If you keep each entity on a new line in both HTML and JSON it's actually quite correct.

mr_toad · on Oct 20, 2020

Which HTML parsers make an AST available? I can only think of Pandoc.

ite07 · on Oct 19, 2020

https://github.com/homeport/dyff yet another pretty nice option.

crazydoggers · on Oct 19, 2020

This is hugely helpful. I always have trouble scanning the git diffs because the first line of each hunk is often the same, causing me to take longer to parse the context.

This should speed up my adds, and cut down on accidental stagings.

tvon · on Oct 20, 2020

I’ve been using git since a year or two after it was released and I’ve never paid any attention to that part of the diff. I could see it that preventing some editing of the wrong method but that is something testing should reveal.

I’m curious if others see some value in it, either before or with changes from this post?

duhi88 · on Oct 19, 2020

Am I missing something? Those diffs look identical.

Edit: got it. Thanks!

duckerude · on Oct 19, 2020

The header that indicates context. Default:

  @@ -24,7 +24,7 @@ class TicketPdf

Configured:

  @@ -24,7 +24,7 @@ def tickets_as_html

duhi88 · on Oct 19, 2020

Ah, thanks. I scanned those so many times but I never caught it. I think I'm used to not reading the header because, as this points out, it isn't always useful.

ndesaulniers · on Oct 19, 2020

I use these a lot when someone sends a patch, I'll use `vim -t <function>` to jump to the definition of <function> to better understand the change. (Where <function> is from the header of the hunk.)

renox · on Oct 19, 2020

In the first diff after the @@ there's a reference to the enclosing class, in the second diff it's a reference to the enclosing method. Which could help perhaps if the methods are moved?

Lammy · on Oct 19, 2020

The second one shows the changed lines' context as a method definition "def tickets_as_html" instead of the mostly-useless "class TicketPdf".

swrobel · on Oct 19, 2020

What this really needed was a diff for their own example

ngcazz · on Oct 19, 2020

The second diff identifies the target of the changes more precisely - method vs class

rzzzt · on Oct 19, 2020

Is there a good utility for diff-ing JSON content? I am calling jq to sort keys first and then let the default textual diff highlight the changes, but that's neither convenient nor complete.

stormy · on Oct 19, 2020

Graphtage is a command line utility and underlying library for semantically comparing and merging tree-like structures such as JSON, JSON5, XML, HTML, YAML, and TOML files.

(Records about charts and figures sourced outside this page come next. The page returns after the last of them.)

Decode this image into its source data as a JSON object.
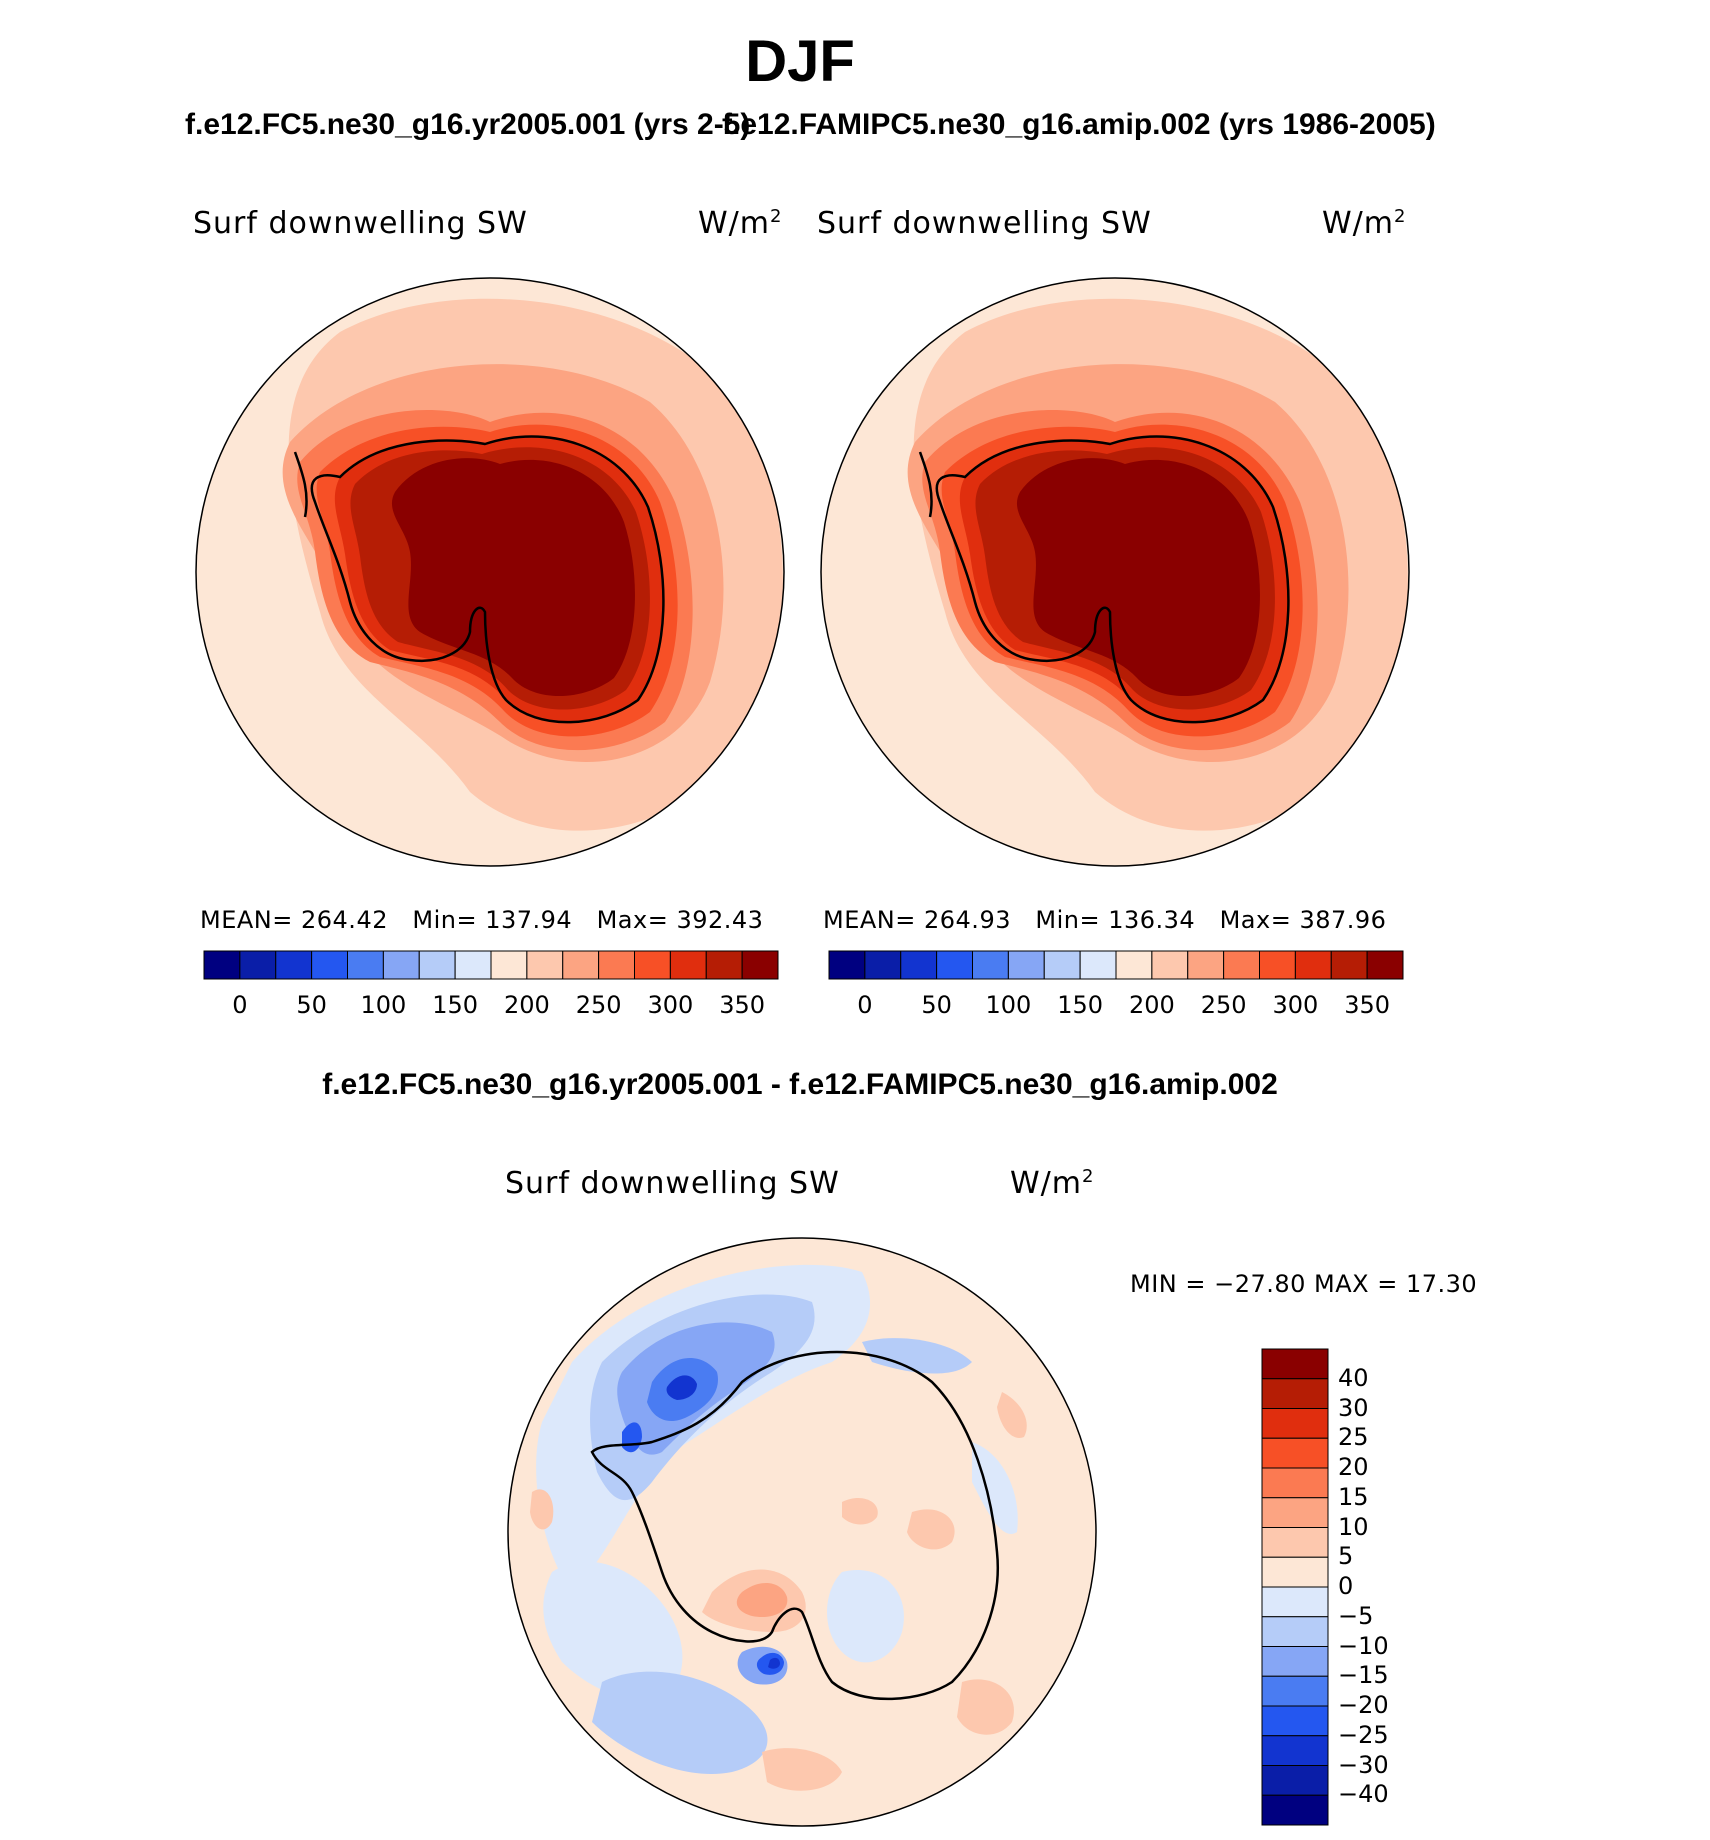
{
  "figure": {
    "title": "DJF",
    "case_a": "f.e12.FC5.ne30_g16.yr2005.001 (yrs 2-5)",
    "case_b": "f.e12.FAMIPC5.ne30_g16.amip.002 (yrs 1986-2005)",
    "diff_title": "f.e12.FC5.ne30_g16.yr2005.001 - f.e12.FAMIPC5.ne30_g16.amip.002"
  },
  "panels": [
    {
      "id": "case-a",
      "variable": "Surf downwelling SW",
      "units": "W/m",
      "units_exp": "2",
      "stats": {
        "mean_label": "MEAN=",
        "mean": "264.42",
        "min_label": "Min=",
        "min": "137.94",
        "max_label": "Max=",
        "max": "392.43"
      }
    },
    {
      "id": "case-b",
      "variable": "Surf downwelling SW",
      "units": "W/m",
      "units_exp": "2",
      "stats": {
        "mean_label": "MEAN=",
        "mean": "264.93",
        "min_label": "Min=",
        "min": "136.34",
        "max_label": "Max=",
        "max": "387.96"
      }
    },
    {
      "id": "difference",
      "variable": "Surf downwelling SW",
      "units": "W/m",
      "units_exp": "2",
      "minmax_text": "MIN = −27.80 MAX =  17.30"
    }
  ],
  "colorbar_abs": {
    "colors": [
      "#000080",
      "#0a1ea8",
      "#1234d0",
      "#2457f0",
      "#4a7cf2",
      "#86a6f5",
      "#b5ccf8",
      "#dce8fb",
      "#fde7d6",
      "#fdc8ae",
      "#fca482",
      "#fb7a52",
      "#f75026",
      "#e02e0e",
      "#b51d05",
      "#8a0000"
    ],
    "tick_labels": [
      "0",
      "50",
      "100",
      "150",
      "200",
      "250",
      "300",
      "350"
    ]
  },
  "colorbar_diff": {
    "colors": [
      "#000080",
      "#0a1ea8",
      "#1234d0",
      "#2457f0",
      "#4a7cf2",
      "#86a6f5",
      "#b5ccf8",
      "#dce8fb",
      "#fde7d6",
      "#fdc8ae",
      "#fca482",
      "#fb7a52",
      "#f75026",
      "#e02e0e",
      "#b51d05",
      "#8a0000"
    ],
    "tick_labels": [
      "40",
      "30",
      "25",
      "20",
      "15",
      "10",
      "5",
      "0",
      "−5",
      "−10",
      "−15",
      "−20",
      "−25",
      "−30",
      "−40"
    ]
  }
}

https://blog.trailofbits.com/2020/08/28/graphtage/

jamietanna · on Oct 19, 2020

I've been doing similarly and have had pretty good success with that (https://www.jvt.me/posts/2020/08/24/pretty-print-json-diff/)

cratermoon · on Oct 20, 2020

speaking of git tricks. `git grep` can take a file pattern and will only search in files matching that pattern, and it's way faster than grep -R -- about on par with `ag`, the SilverSearcher.

nailer · on Oct 20, 2020

This could (and should) be written as a proper AST diff, rather than a presentation based diff with some mild smarts:

      assigns: { 
        tickets: tickets, 
        ++ event_name: event_name 
      }

jedberg · on Oct 20, 2020

I've been using git forever, and never even noticed that hunks get a class identifier. I pretty much have only been diffing Python. I guess it's so useless I never even noticed!